The push within the oil and gas industry towards digitalization hold great promises for optimizing operations and improving efficiency. Therefore, most oil and gas companies have large initiatives within digitalization – huge efforts on data acquisition, Industrial Internet of Things, Artificial Intelligence (AI), Machine Learning (ML) etc. – all digital opportunities introduced to the industry in recent years. We look at data and models as oil and gas "assets" – much like physical assets used in operations (wells, platforms, compressors etc.). Thus, there is a perceived inherent value in data for operations.

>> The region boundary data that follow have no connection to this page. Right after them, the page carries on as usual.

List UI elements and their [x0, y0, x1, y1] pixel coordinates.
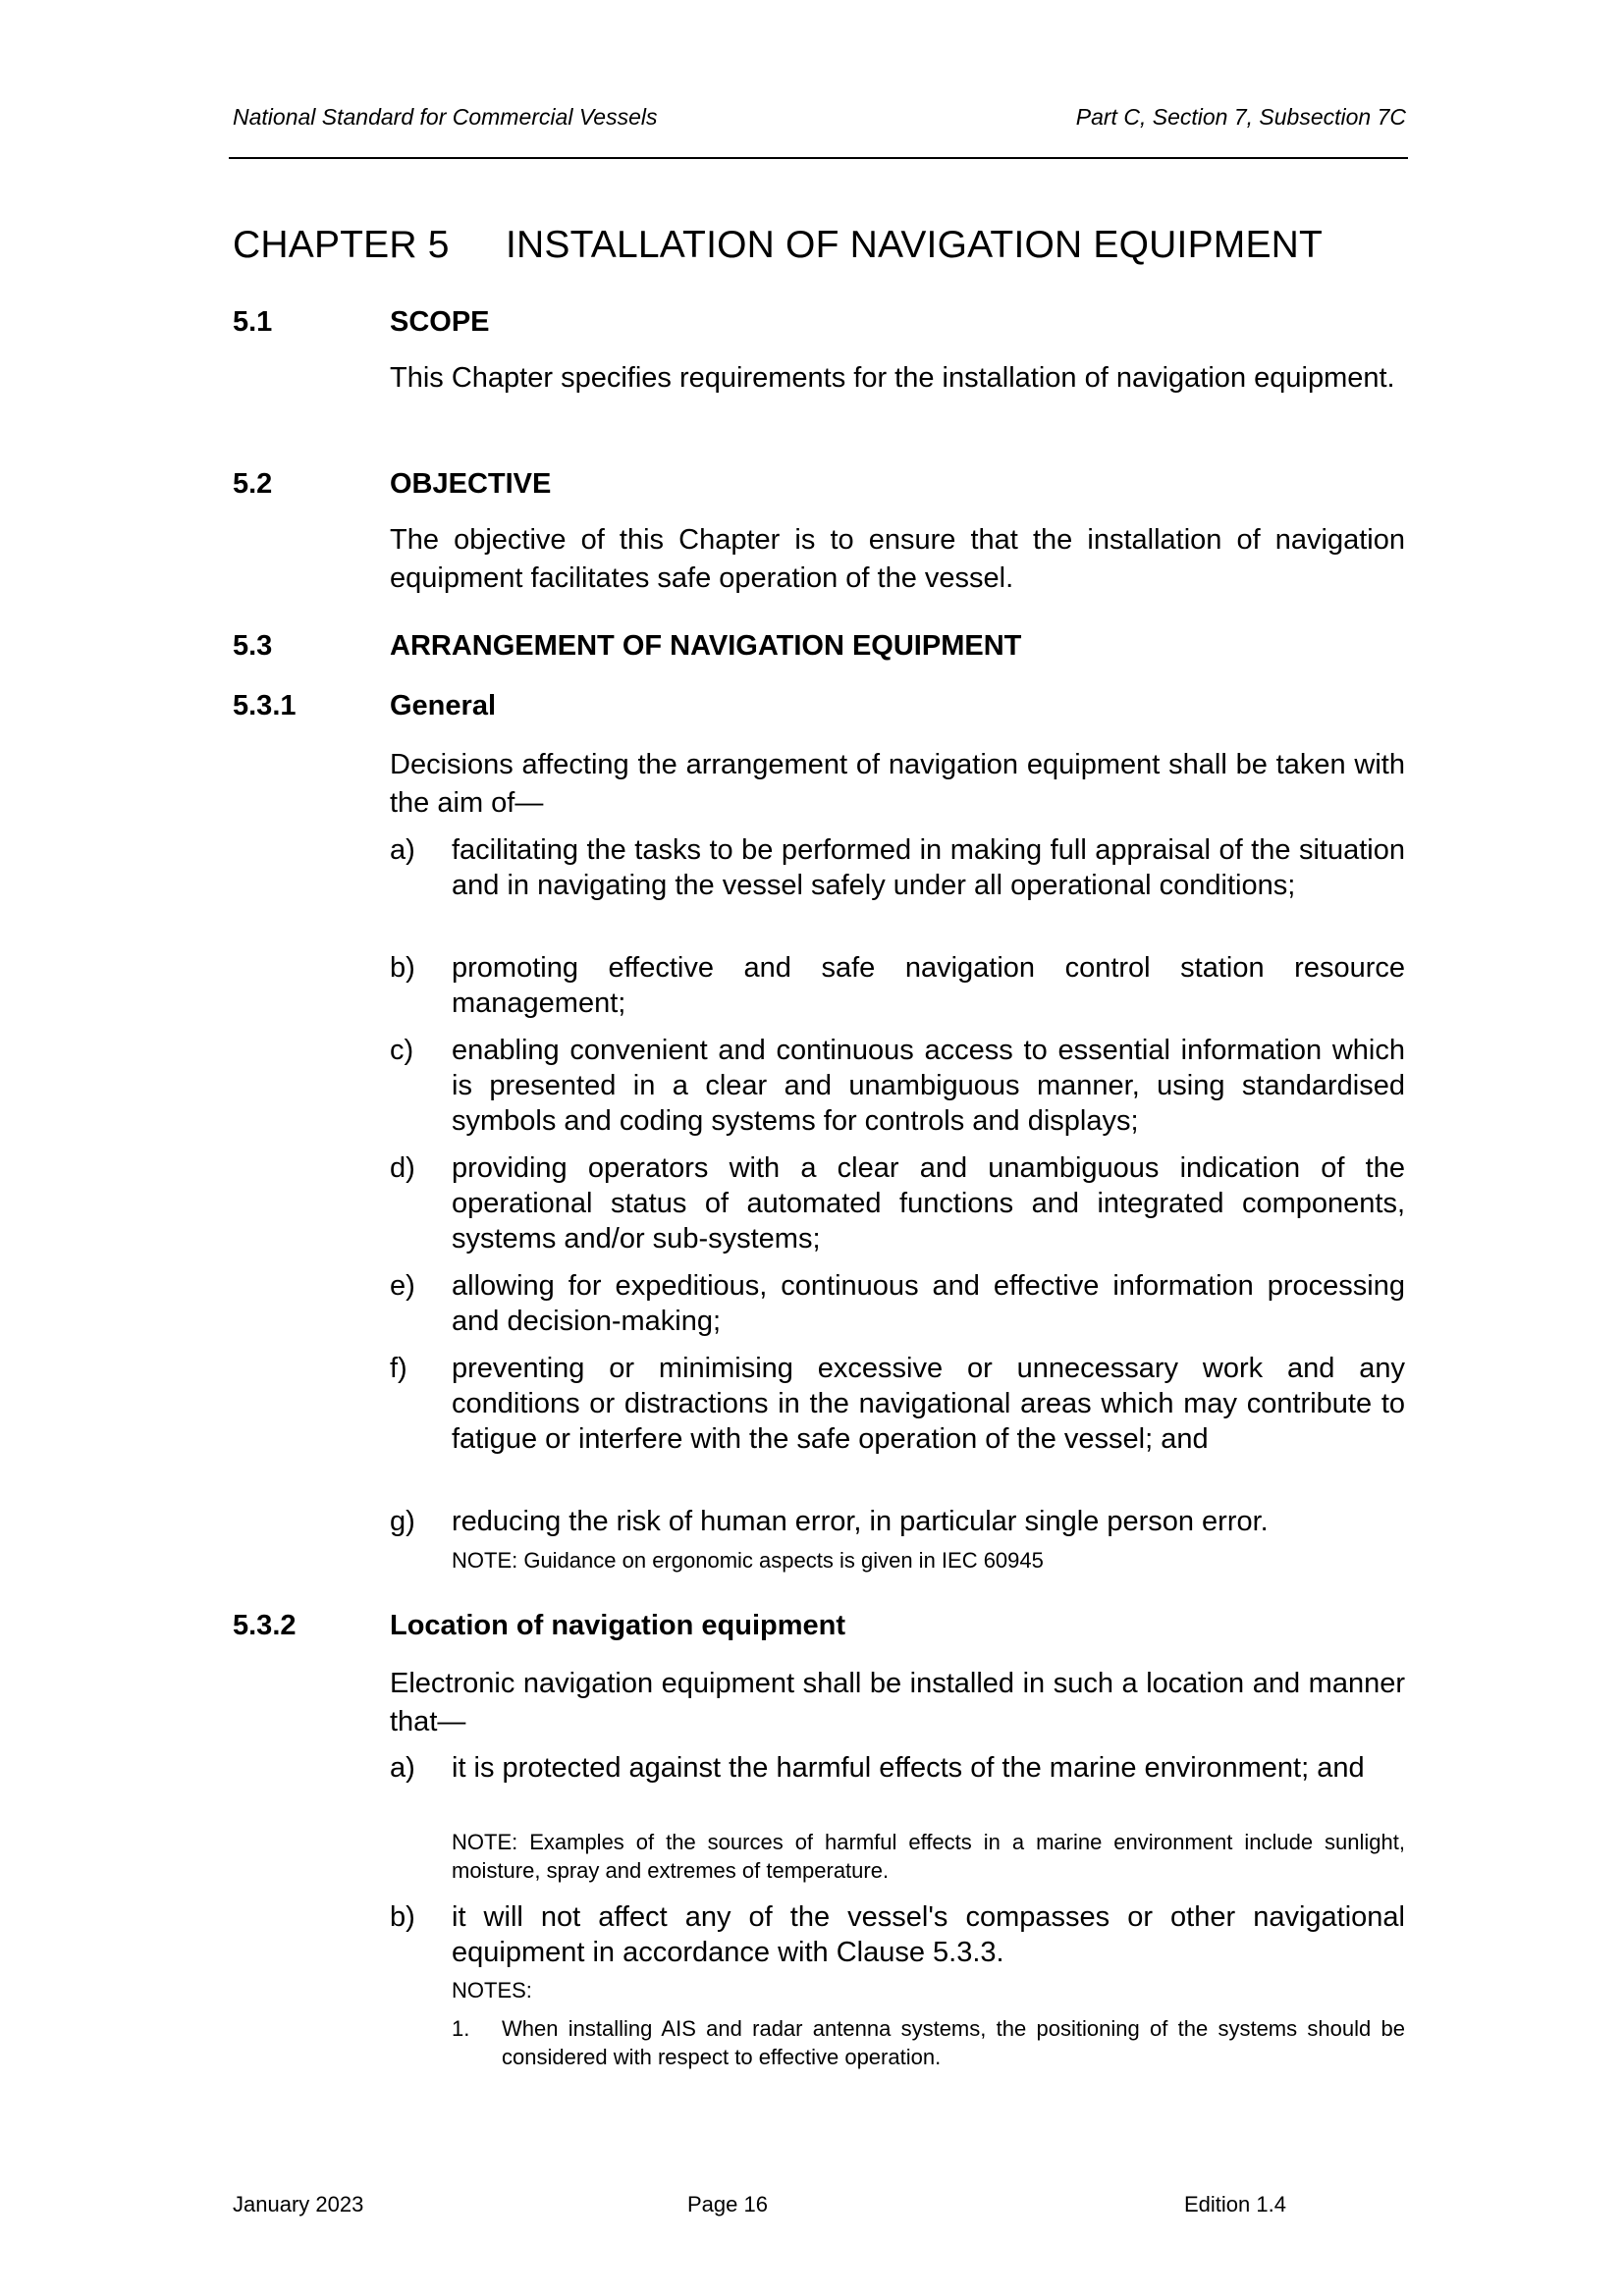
list-item [390, 1750, 1405, 1786]
section-5-2-body: The objective of this Chapter is to ensure that the installation of navigation equipment facilitates safe operation of the vessel. [390, 524, 1405, 594]
header-document-title: National Standard for Commercial Vessels [233, 104, 658, 130]
list-item-text: providing operators with a clear and unambiguous indication of the operational status of automated functions and integrated components, systems and/or sub-systems; [452, 1152, 1405, 1255]
list-item-text: it is protected against the harmful effects of the marine environment; and [452, 1752, 1365, 1784]
chapter-title: INSTALLATION OF NAVIGATION EQUIPMENT [506, 224, 1324, 266]
section-5-3-2-intro: Electronic navigation equipment shall be installed in such a location and manner that— [390, 1668, 1405, 1737]
list-item-letter: c) [390, 1035, 414, 1066]
list-item-letter: d) [390, 1152, 415, 1184]
list-item-text: reducing the risk of human error, in particular single person error. [452, 1506, 1269, 1537]
list-item-text: promoting effective and safe navigation control station resource management; [452, 952, 1405, 1019]
section-5-3-title: ARRANGEMENT OF NAVIGATION EQUIPMENT [390, 630, 1022, 662]
section-5-3-number: 5.3 [233, 630, 273, 662]
list-item [390, 1150, 1405, 1256]
list-item [390, 832, 1405, 903]
section-5-3-1-intro: Decisions affecting the arrangement of navigation equipment shall be taken with the aim of— [390, 749, 1405, 819]
section-5-3-2-number: 5.3.2 [233, 1610, 297, 1641]
section-5-1-body: This Chapter specifies requirements for the installation of navigation equipment. [390, 362, 1395, 394]
list-item-text: facilitating the tasks to be performed in making full appraisal of the situation and in navigating the vessel safely under all operational conditions; [452, 834, 1405, 901]
list-item [390, 1033, 1405, 1139]
list-item [390, 1268, 1405, 1339]
section-5-3-2-title: Location of navigation equipment [390, 1610, 845, 1641]
list-item [390, 1504, 1405, 1539]
list-item-text: enabling convenient and continuous access to essential information which is presented in a clear and unambiguous manner, using standardised symbols and coding systems for controls and displays; [452, 1035, 1405, 1137]
chapter-heading [233, 224, 1323, 267]
chapter-number: CHAPTER 5 [233, 224, 450, 266]
list-item-text: allowing for expeditious, continuous and effective information processing and decision-making; [452, 1270, 1405, 1337]
numbered-note [452, 2014, 1405, 2071]
list-item [390, 1351, 1405, 1457]
list-item [390, 1899, 1405, 1970]
footer-date: January 2023 [233, 2192, 364, 2216]
numbered-note-number: 1. [452, 2016, 470, 2041]
guidance-note: NOTE: Guidance on ergonomic aspects is given in IEC 60945 [452, 1548, 1044, 1573]
header-divider [229, 157, 1408, 159]
list-item [390, 950, 1405, 1021]
section-5-3-1-number: 5.3.1 [233, 690, 297, 721]
section-5-1-number: 5.1 [233, 306, 273, 338]
footer-edition: Edition 1.4 [1184, 2192, 1286, 2216]
list-item-letter: b) [390, 952, 415, 984]
list-item-text: it will not affect any of the vessel's compasses or other navigational equipment in accordance with Clause 5.3.3. [452, 1901, 1405, 1968]
section-5-1-title: SCOPE [390, 306, 490, 338]
list-item-letter: a) [390, 834, 415, 866]
list-item-letter: f) [390, 1353, 407, 1384]
section-5-3-1-title: General [390, 690, 496, 721]
list-item-letter: b) [390, 1901, 415, 1933]
list-item-letter: e) [390, 1270, 415, 1302]
list-item-letter: a) [390, 1752, 415, 1784]
header-section-reference: Part C, Section 7, Subsection 7C [1075, 104, 1406, 130]
numbered-note-text: When installing AIS and radar antenna systems, the positioning of the systems should be considered with respect to effective operation. [502, 2016, 1405, 2069]
footer-page-number: Page 16 [687, 2192, 768, 2216]
notes-heading: NOTES: [452, 1978, 532, 2002]
list-item-letter: g) [390, 1506, 415, 1537]
environment-note: NOTE: Examples of the sources of harmful effects in a marine environment include sunlight, moisture, spray and extremes of temperature. [452, 1830, 1405, 1883]
list-item-text: preventing or minimising excessive or unnecessary work and any conditions or distractions in the navigational areas which may contribute to fatigue or interfere with the safe operation of the vessel; and [452, 1353, 1405, 1455]
section-5-2-number: 5.2 [233, 468, 273, 500]
section-5-2-title: OBJECTIVE [390, 468, 552, 500]
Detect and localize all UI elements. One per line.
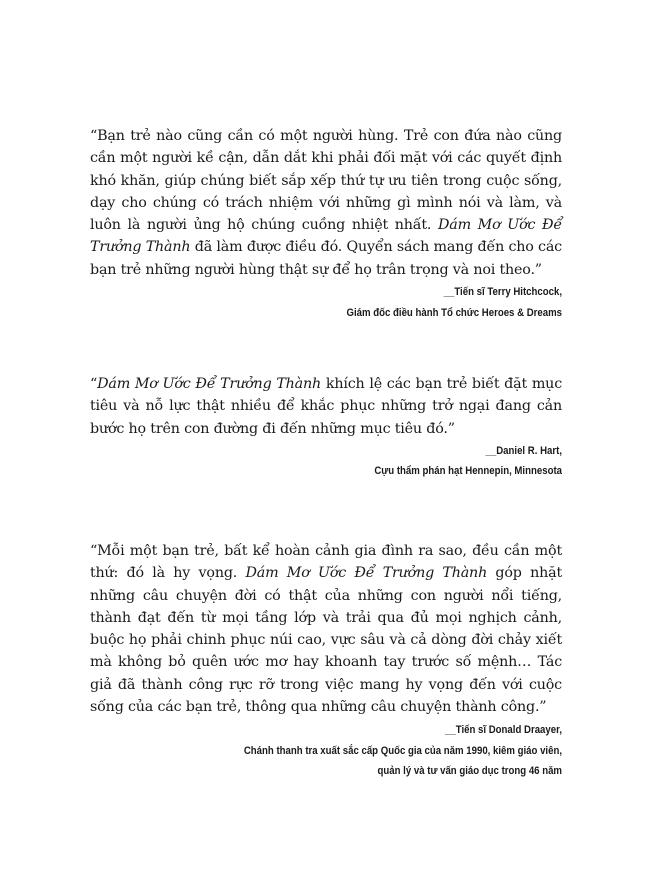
attribution-role: Cựu thẩm phán hạt Hennepin, Minnesota (374, 465, 562, 478)
endorsement-quote-1 (90, 125, 562, 323)
attribution (90, 720, 562, 782)
book-title: Dám Mơ Ước Để Trưởng Thành (245, 565, 488, 582)
attribution-name: __Daniel R. Hart, (485, 444, 562, 457)
quote-text (90, 125, 562, 281)
quote-text-before: “Mỗi một bạn trẻ, bất kể hoàn cảnh gia đình ra sao, đều cần một thứ: đó là hy vọng. (90, 543, 562, 582)
quote-text (90, 373, 562, 440)
quote-text-after: góp nhặt những câu chuyện đời có thật của những con người nổi tiếng, thành đạt đến từ mọi tầng lớp và trải qua đủ mọi nghịch cảnh, buộc họ phải chinh phục núi cao, vực sâu và cả dòng đời chảy xiết mà không bỏ quên ước mơ hay khoanh tay trước số mệnh… Tác giả đã thành công rực rỡ trong việc mang hy vọng đến với cuộc sống của các bạn trẻ, thông qua những câu chuyện thành công.” (90, 565, 562, 716)
book-title: Dám Mơ Ước Để Trưởng Thành (97, 376, 322, 392)
attribution-name: __Tiến sĩ Terry Hitchcock, (443, 286, 562, 299)
book-title: Dám Mơ Ước Để Trưởng Thành (90, 217, 562, 256)
attribution (90, 282, 562, 323)
attribution-name: __Tiến sĩ Donald Draayer, (445, 724, 562, 737)
quote-text-after: khích lệ các bạn trẻ biết đặt mục tiêu và nỗ lực thật nhiều để khắc phục những trở ngại đang cản bước họ trên con đường đi đến những mục tiêu đó.” (90, 376, 562, 437)
endorsement-quote-3 (90, 540, 562, 782)
quote-text-after: đã làm được điều đó. Quyển sách mang đến cho các bạn trẻ những người hùng thật sự để họ trân trọng và noi theo.” (90, 239, 562, 278)
quote-text-before: “Bạn trẻ nào cũng cần có một người hùng. Trẻ con đứa nào cũng cần một người kề cận, dẫn dắt khi phải đối mặt với các quyết định khó khăn, giúp chúng biết sắp xếp thứ tự ưu tiên trong cuộc sống, dạy cho chúng có trách nhiệm với những gì mình nói và làm, và luôn là người ủng hộ chúng cuồng nhiệt nhất. (90, 128, 562, 234)
quote-text (90, 540, 562, 718)
quote-text-before: “ (90, 376, 98, 392)
endorsement-quote-2 (90, 373, 562, 482)
attribution (90, 441, 562, 482)
attribution-role-continued: quản lý và tư vấn giáo dục trong 46 năm (377, 765, 562, 778)
attribution-role: Giám đốc điều hành Tổ chức Heroes & Dreams (346, 306, 562, 319)
attribution-role: Chánh thanh tra xuất sắc cấp Quốc gia của năm 1990, kiêm giáo viên, (243, 744, 562, 757)
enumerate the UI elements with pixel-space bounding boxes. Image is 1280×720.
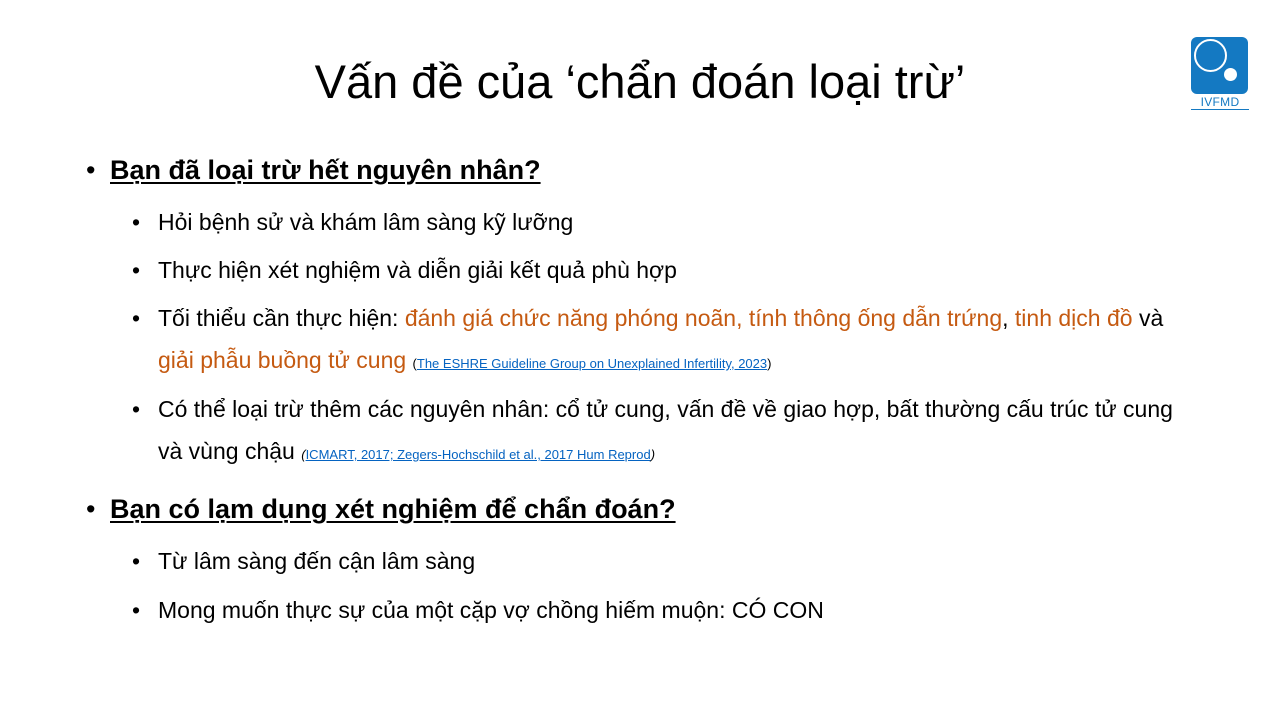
item-text: Có thể loại trừ thêm các nguyên nhân: cổ tử cung, vấn đề về giao hợp, bất thường cấu trúc tử cung và vùng chậu [158,396,1173,464]
bullet-icon: • [132,257,141,283]
logo-text: IVFMD [1191,95,1249,110]
reference [301,447,655,462]
reference-link-icmart[interactable]: ICMART, 2017; Zegers-Hochschild et al., 2017 Hum Reprod [305,447,651,462]
list-item-text: Từ lâm sàng đến cận lâm sàng [158,548,476,574]
list-item-text: Mong muốn thực sự của một cặp vợ chồng hiếm muộn: CÓ CON [158,597,824,623]
reference [413,356,772,371]
logo-ring-icon [1194,39,1227,72]
separator: và [1132,305,1164,331]
separator: , [1002,305,1015,331]
list-item-text [158,297,1182,385]
list-item [132,249,1182,291]
section-heading-text: Bạn có lạm dụng xét nghiệm để chẩn đoán? [110,494,676,524]
list-item-text [158,388,1182,476]
bullet-icon: • [132,209,141,235]
logo-dot-icon [1224,68,1237,81]
bullet-icon: • [132,548,141,574]
list-item [132,589,1182,631]
bullet-icon: • [132,597,141,623]
list-item [132,540,1182,582]
ref-close: ) [650,447,656,462]
list-item-text: Thực hiện xét nghiệm và diễn giải kết quả phù hợp [158,257,677,283]
ref-open: ( [301,447,306,462]
list-item [132,201,1182,243]
list-item-other-causes [132,388,1182,476]
bullet-icon: • [86,155,96,185]
highlight-semen-analysis: tinh dịch đồ [1014,305,1133,331]
slide-title: Vấn đề của ‘chẩn đoán loại trừ’ [314,55,966,108]
ref-close: ) [767,356,772,371]
bullet-icon: • [86,494,96,524]
logo-icon [1191,37,1248,94]
lead-text: Tối thiểu cần thực hiện: [158,305,405,331]
ivfmd-logo [1191,37,1249,111]
bullet-icon: • [132,396,141,422]
list-item-minimum-tests [132,297,1182,385]
reference-link-eshre[interactable]: The ESHRE Guideline Group on Unexplained Infertility, 2023 [416,356,768,371]
ref-open: ( [412,356,417,371]
list-item-text: Hỏi bệnh sử và khám lâm sàng kỹ lưỡng [158,209,574,235]
highlight-ovulation-tubal: đánh giá chức năng phóng noãn, tính thông ống dẫn trứng [404,305,1003,331]
highlight-uterine-cavity: giải phẫu buồng tử cung [158,347,407,373]
bullet-icon: • [132,305,141,331]
section-heading-text: Bạn đã loại trừ hết nguyên nhân? [110,155,541,185]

For effective operations, the interesting part of data, models and digital capabilities, is the feedback loop it allows to the physical asset itself. One wants to close/open a valve for optimal production, ensure maintenance on machinery and ensure safe scaffolding operations without sending people offshore during planning. There are two types of feedback opportunities to the physical asset – either through automation or by humans. Both humans and automation algorithms can get advice from some "co-bot" based on AI, ML or other digital opportunities. When the feedback is given automatically, we have full control over the work performed by the algorithm or cobot, while the same is not the case when humans are involved.
At certain level engineers and operators know how to do the work – this is embedded into known "work processes." However, the actual interpretation of a work processes into concrete activities may lead to different tasks for team members – even for the same work. This gives lack of repeatability, inconsistency in operations, and makes effective collaborations challenging. In many ways, we lack (real time) data on the work itself, when it's done by humans.
This paper addresses this issue – we explain why data on the work and how effectively it is performed should be regarded as an asset in a similar way to real-time data and reservoir models. We show technologies and examples allowing organization to assess data on the work itself. We discuss how teams can work differently, and how technology can be used to drive consistency and KPIs toward more effective operations.